Con l’augurio che possano portare il ricordo di questa esperienza della scuola nel loro cuore, che ciò possa sostenerli nelle difficoltà, oppure possa essere il filo con cui tesseranno la loro gioia, li abbracciamo e ci lasciamo abbracciare da loro attraverso la celebrazione di questo spettacolo a cui hanno lavorato per mesi.

Tutti invitati, alunni, maestri, genitori, amici e parenti e quanti vogliono conoscere dal vivo i frutti che il lavoro nella nostra scuola ha fatto maturare.

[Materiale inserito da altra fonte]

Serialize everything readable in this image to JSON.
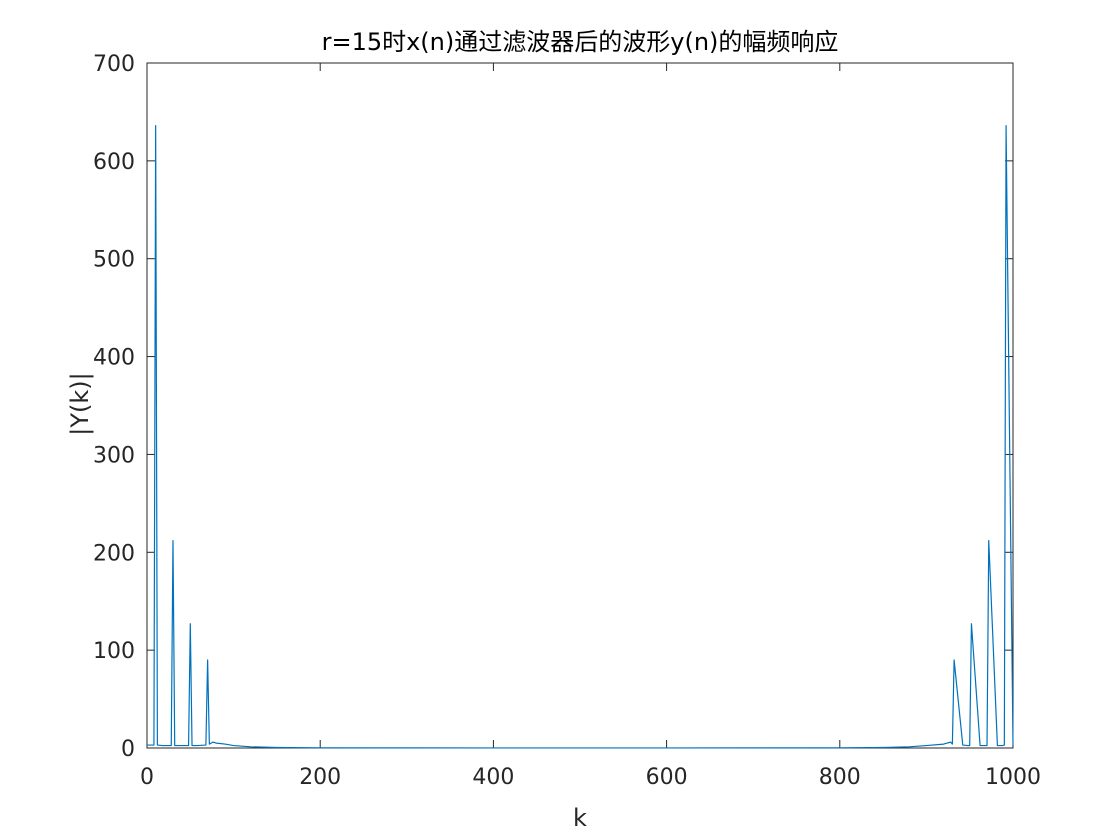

Lo spettacolo messo in scena è “La Vita è Sogno” di Pedro Calderon de la Barca, la storia di un re che si affida agli astri e fa rinchiudere il proprio figlio in una torre…intorno a loro personaggi che rappresentano molte delle caratteristiche umane e che tra di loro hanno legami inaspettati…sullo sfondo la domanda sul vivere e sul sognare, su quanto queste due condizioni dell’essere umano possano essere fraintese, o scambiate l’una per l’altra, o sovrapposte. Perché, come dice il protagonista: “…il più grande dei beni è poca cosa, perché tutta la vita è sogno, e i sogni sono sogni”.